Sometimes, and by that I mean freaking often, I am annoyed by the fact that anytime people dream big, they're told that they are being escapist. Not really. We dream big, I think, because the level of our discontent has never been so high. And it's not - NOT - because of thwarted consumer desires that we are reaching for more. Nope.
A friend and I, each of us raised in relatively (?) religious homes, talk often about the visible levels of panicky consumerism, the crazed casting about for stuff that we see in our neighbors, our families, ourselves. He and I talk often about questions of faith. We aren't wholehearted fans of blind faith...or maybe we're just not able to grasp it. But lately, those talks circle back to what we see substituting for the faith of earlier generations. We are desperate to make meaning of the world, to find meaning, and not simply to subsist. We are told, often and charmingly and sometimes quite loudly, that meaning might be found in a bigger house, or a better sofa, new car, a sexier computer or...you get my drift. Sometimes, for a moment, we do find happiness in objects. There is pleasure and appreciation in finely made objects, in lovely possessions, and in beautiful spaces. But it is fleeting, and the cost is often high (and interest-laden). And most importantly - it doesn't stand in for the greater pleasures, the deeper pleasures - being elsewhere - and that is the quest.

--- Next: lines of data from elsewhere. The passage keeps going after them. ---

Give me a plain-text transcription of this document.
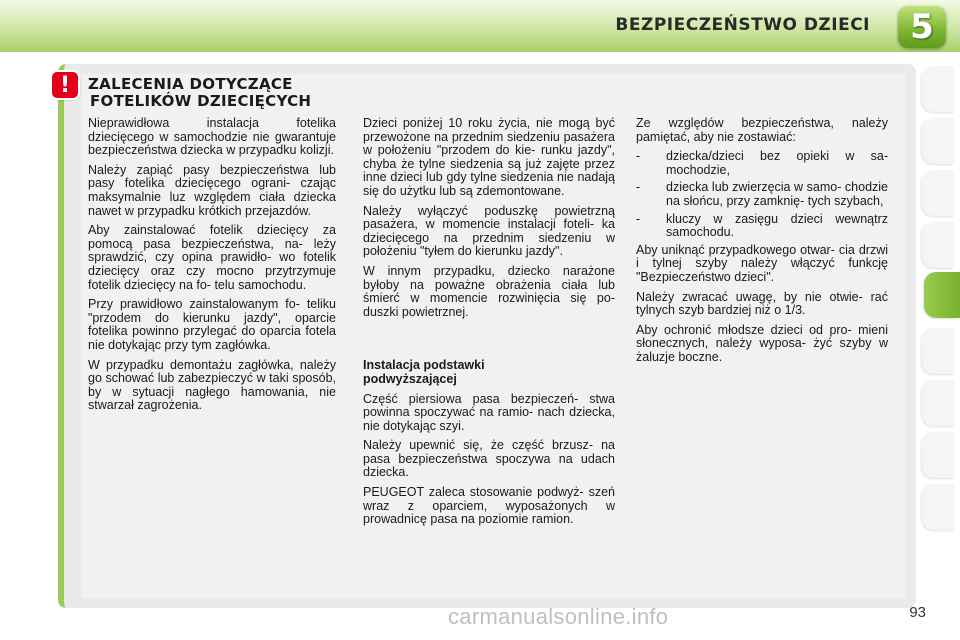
BEZPIECZEŃSTWO DZIECI	5
!	ZALECENIA DOTYCZĄCE
FOTELIKÓW DZIECIĘCYCH

Nieprawidłowa instalacja fotelika dziecięcego w samochodzie nie gwarantuje bezpieczeństwa dziecka w przypadku kolizji.

Należy zapiąć pasy bezpieczeństwa lub pasy fotelika dziecięcego ograni- czając maksymalnie luz względem ciała dziecka nawet w przypadku krótkich przejazdów.

Aby zainstalować fotelik dziecięcy za pomocą pasa bezpieczeństwa, na- leży sprawdzić, czy opina prawidło- wo fotelik dziecięcy oraz czy mocno przytrzymuje fotelik dziecięcy na fo- telu samochodu.

Przy prawidłowo zainstalowanym fo- teliku "przodem do kierunku jazdy", oparcie fotelika powinno przylegać do oparcia fotela nie dotykając przy tym zagłówka.

W przypadku demontażu zagłówka, należy go schować lub zabezpieczyć w taki sposób, by w sytuacji nagłego hamowania, nie stwarzał zagrożenia.

Dzieci poniżej 10 roku życia, nie mogą być przewożone na przednim siedzeniu pasażera w położeniu "przodem do kie- runku jazdy", chyba że tylne siedzenia są już zajęte przez inne dzieci lub gdy tylne siedzenia nie nadają się do użytku lub są zdemontowane.

Należy wyłączyć poduszkę powietrzną pasażera, w momencie instalacji foteli- ka dziecięcego na przednim siedzeniu w położeniu "tyłem do kierunku jazdy".

W innym przypadku, dziecko narażone byłoby na poważne obrażenia ciała lub śmierć w momencie rozwinięcia się po- duszki powietrznej.

Instalacja podstawki
podwyższającej

Część piersiowa pasa bezpieczeń- stwa powinna spoczywać na ramio- nach dziecka, nie dotykając szyi.

Należy upewnić się, że część brzusz- na pasa bezpieczeństwa spoczywa na udach dziecka.

PEUGEOT zaleca stosowanie podwyż- szeń wraz z oparciem, wyposażonych w prowadnicę pasa na poziomie ramion.

Ze względów bezpieczeństwa, należy pamiętać, aby nie zostawiać:

-	dziecka/dzieci bez opieki w sa- mochodzie,
-	dziecka lub zwierzęcia w samo- chodzie na słońcu, przy zamknię- tych szybach,
-	kluczy w zasięgu dzieci wewnątrz samochodu.

Aby uniknąć przypadkowego otwar- cia drzwi i tylnej szyby należy włączyć funkcję "Bezpieczeństwo dzieci".

Należy zwracać uwagę, by nie otwie- rać tylnych szyb bardziej niż o 1/3.

Aby ochronić młodsze dzieci od pro- mieni słonecznych, należy wyposa- żyć szyby w żaluzje boczne.

carmanualsonline.info	93
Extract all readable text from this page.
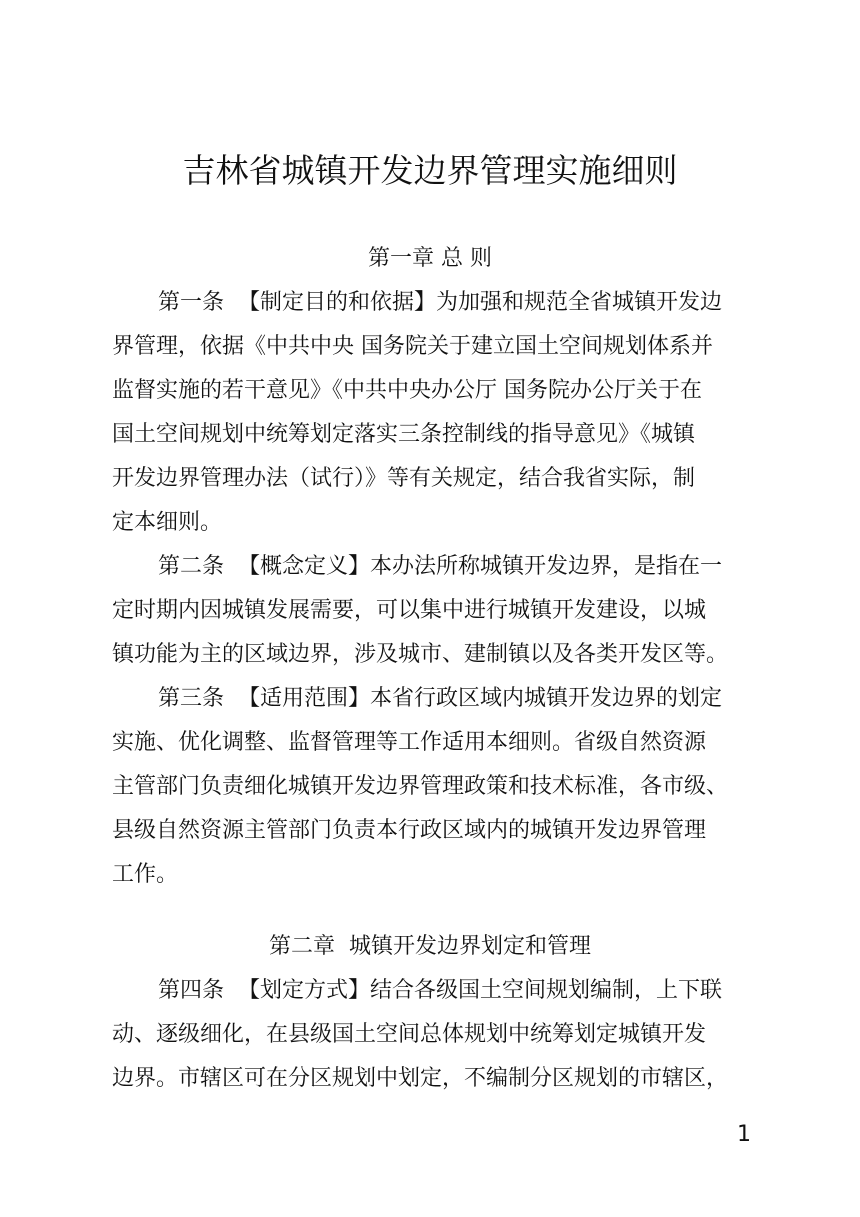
吉林省城镇开发边界管理实施细则
第一章 总 则
第一条  【制定目的和依据】为加强和规范全省城镇开发边
界管理，依据《中共中央 国务院关于建立国土空间规划体系并
监督实施的若干意见》《中共中央办公厅 国务院办公厅关于在
国土空间规划中统筹划定落实三条控制线的指导意见》《城镇
开发边界管理办法（试行）》等有关规定，结合我省实际，制
定本细则。
第二条  【概念定义】本办法所称城镇开发边界，是指在一
定时期内因城镇发展需要，可以集中进行城镇开发建设，以城
镇功能为主的区域边界，涉及城市、建制镇以及各类开发区等。
第三条  【适用范围】本省行政区域内城镇开发边界的划定
实施、优化调整、监督管理等工作适用本细则。省级自然资源
主管部门负责细化城镇开发边界管理政策和技术标准，各市级、
县级自然资源主管部门负责本行政区域内的城镇开发边界管理
工作。
第二章  城镇开发边界划定和管理
第四条  【划定方式】结合各级国土空间规划编制，上下联
动、逐级细化，在县级国土空间总体规划中统筹划定城镇开发
边界。市辖区可在分区规划中划定，不编制分区规划的市辖区，
1
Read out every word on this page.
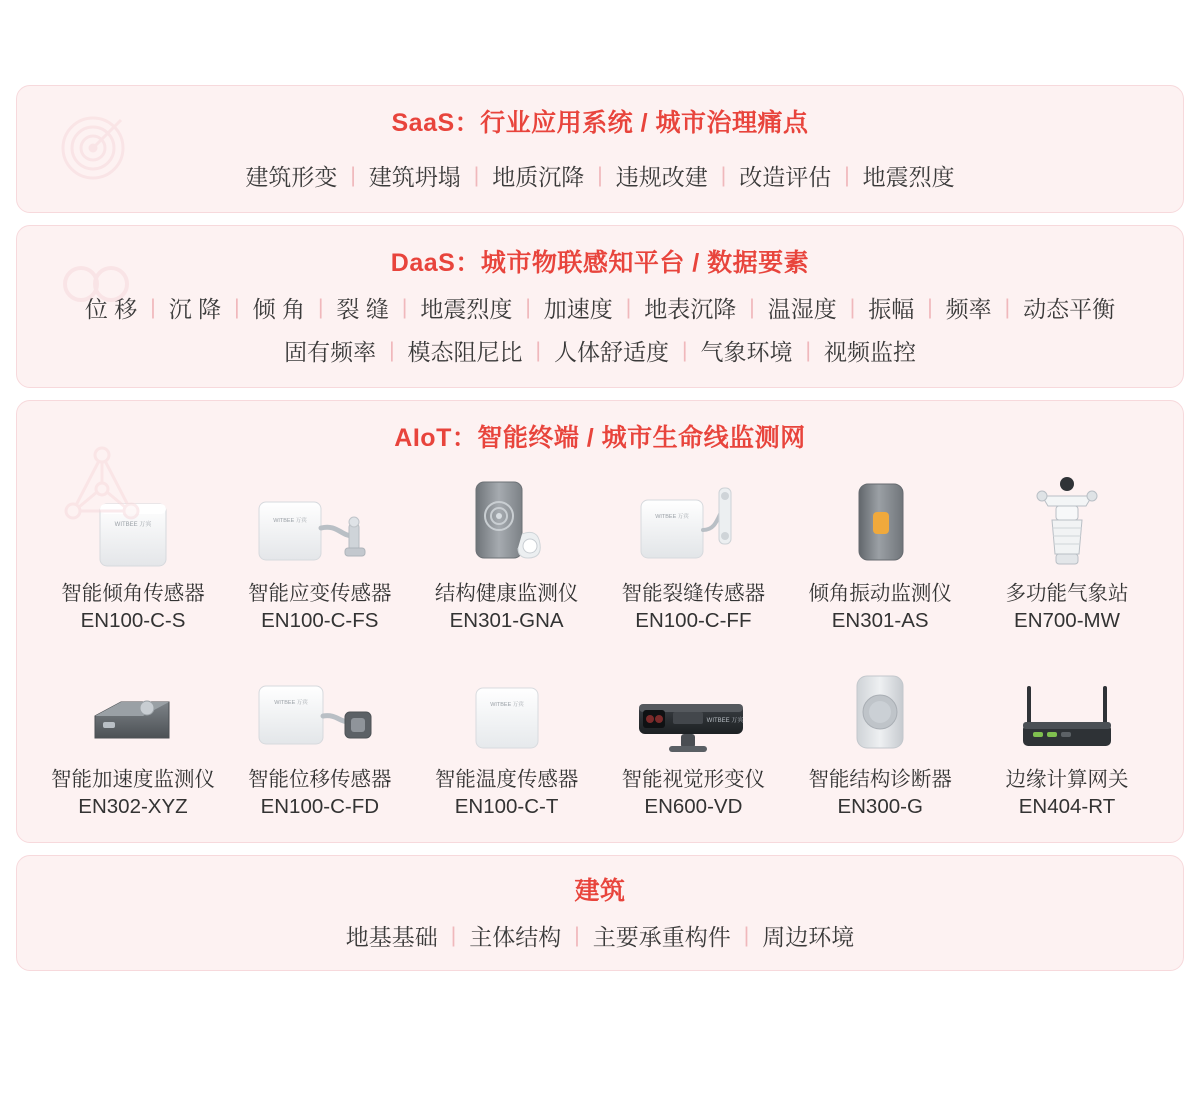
SaaS：行业应用系统 / 城市治理痛点
建筑形变 | 建筑坍塌 | 地质沉降 | 违规改建 | 改造评估 | 地震烈度
DaaS：城市物联感知平台 / 数据要素
位 移 | 沉 降 | 倾 角 | 裂 缝 | 地震烈度 | 加速度 | 地表沉降 | 温湿度 | 振幅 | 频率 | 动态平衡
固有频率 | 模态阻尼比 | 人体舒适度 | 气象环境 | 视频监控
AIoT：智能终端 / 城市生命线监测网
WITBEE 万宾
智能倾角传感器
EN100-C-S
WITBEE 万宾
智能应变传感器
EN100-C-FS
结构健康监测仪
EN301-GNA
WITBEE 万宾
智能裂缝传感器
EN100-C-FF
倾角振动监测仪
EN301-AS
多功能气象站
EN700-MW
智能加速度监测仪
EN302-XYZ
WITBEE 万宾
智能位移传感器
EN100-C-FD
WITBEE 万宾
智能温度传感器
EN100-C-T
WITBEE 万宾
智能视觉形变仪
EN600-VD
智能结构诊断器
EN300-G
边缘计算网关
EN404-RT
建筑
地基基础 | 主体结构 | 主要承重构件 | 周边环境
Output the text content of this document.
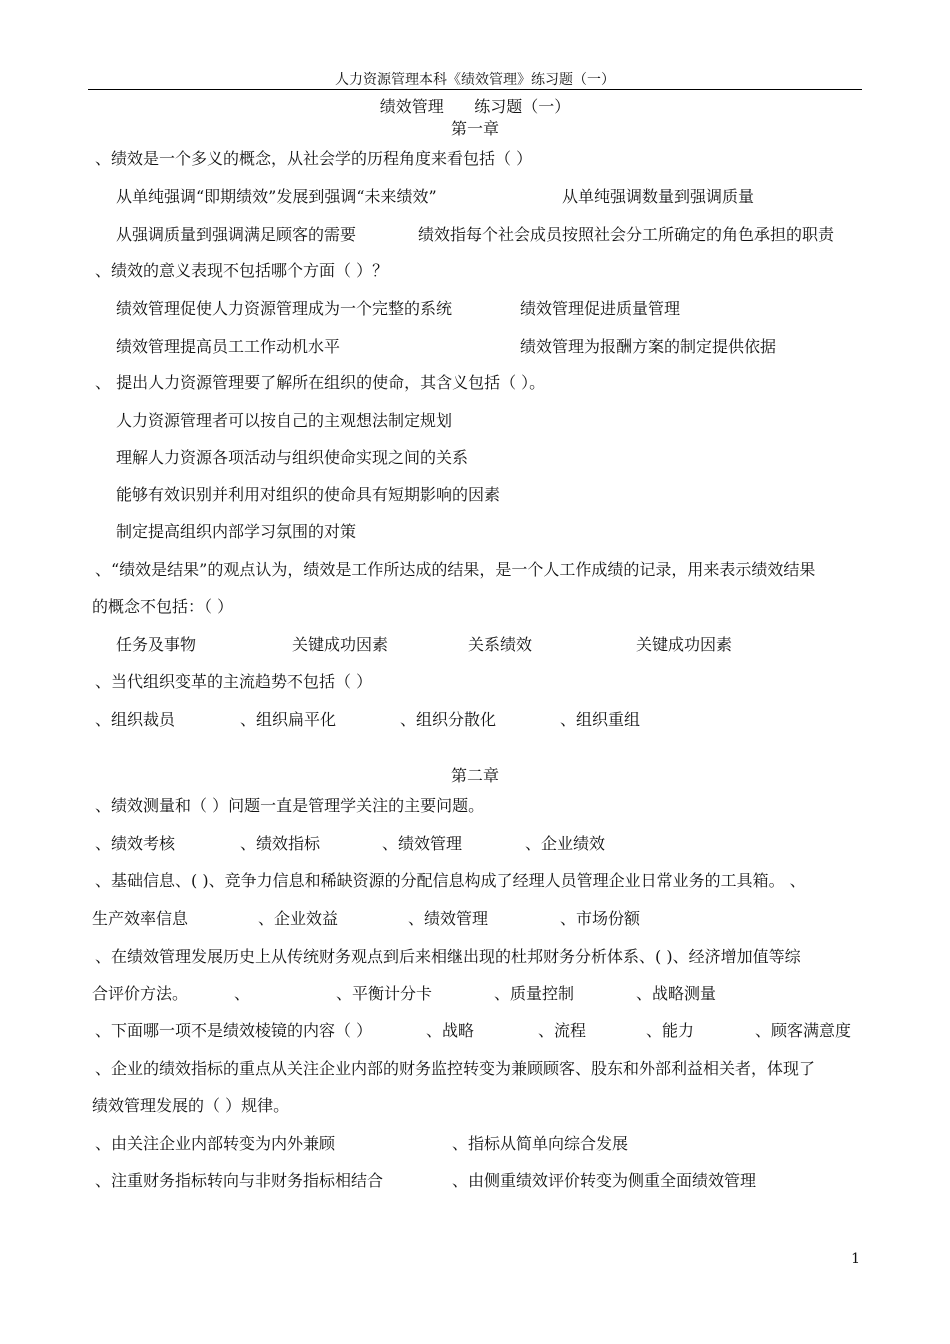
人力资源管理本科《绩效管理》练习题（一）
绩效管理      练习题（一）
第一章
、绩效是一个多义的概念，从社会学的历程角度来看包括（ ）
从单纯强调“即期绩效”发展到强调“未来绩效”	从单纯强调数量到强调质量
从强调质量到强调满足顾客的需要	绩效指每个社会成员按照社会分工所确定的角色承担的职责
、绩效的意义表现不包括哪个方面（ ）？
绩效管理促使人力资源管理成为一个完整的系统	绩效管理促进质量管理
绩效管理提高员工工作动机水平	绩效管理为报酬方案的制定提供依据
、 提出人力资源管理要了解所在组织的使命，其含义包括（ ）。
人力资源管理者可以按自己的主观想法制定规划
理解人力资源各项活动与组织使命实现之间的关系
能够有效识别并利用对组织的使命具有短期影响的因素
制定提高组织内部学习氛围的对策
、“绩效是结果”的观点认为，绩效是工作所达成的结果，是一个人工作成绩的记录，用来表示绩效结果
的概念不包括：（ ）
任务及事物	关键成功因素	关系绩效	关键成功因素
、当代组织变革的主流趋势不包括（ ）
、组织裁员	、组织扁平化	、组织分散化	、组织重组
第二章
、绩效测量和（ ）问题一直是管理学关注的主要问题。
、绩效考核	、绩效指标	、绩效管理	、企业绩效
、基础信息、( )、竞争力信息和稀缺资源的分配信息构成了经理人员管理企业日常业务的工具箱。 、
生产效率信息	、企业效益	、绩效管理	、市场份额
、在绩效管理发展历史上从传统财务观点到后来相继出现的杜邦财务分析体系、( )、经济增加值等综
合评价方法。	、	、平衡计分卡	、质量控制	、战略测量
、下面哪一项不是绩效棱镜的内容（ ）	、战略	、流程	、能力	、顾客满意度
、企业的绩效指标的重点从关注企业内部的财务监控转变为兼顾顾客、股东和外部利益相关者，体现了
绩效管理发展的（ ）规律。
、由关注企业内部转变为内外兼顾	、指标从简单向综合发展
、注重财务指标转向与非财务指标相结合	、由侧重绩效评价转变为侧重全面绩效管理
1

I think our resolutions are often about this frenzied quest - so I say dream BIG. Put the marathon on the damned list. Put debt free on there. Put "new life's work" on there. And then go make them happen. Break them down, attack them, but don't start by turning your dream into a shadow of itself. The world is likely to do that, but you don't need to help it in the effort.
My list? Yeah, here we go:
* Lose 10% of my current weight. My diet is excellent - no resolutions there. (Bite me, no numbers will be offered)
* Walk or workout most days each week.
* Snowshoe weekend with the chicks I love. Bike 1/2 century ride with those same women.
* See more of my family. I suck at that. They can't find Idaho on a map, either. :)
* Volunteer as a court appointed special advocate. This is the year.
* Finish the three stories necessary to complete my first book of stories.
* Submit the four finished stories everywhere in the known universe for publication.
* Change my job. More time - I need more free time, more flexible time.
* Keep my center. Always. Big love goes out to the one who helped me find my center this year. Your faith gave me faith.
So, that's it. And it IS doable. I'll prove it.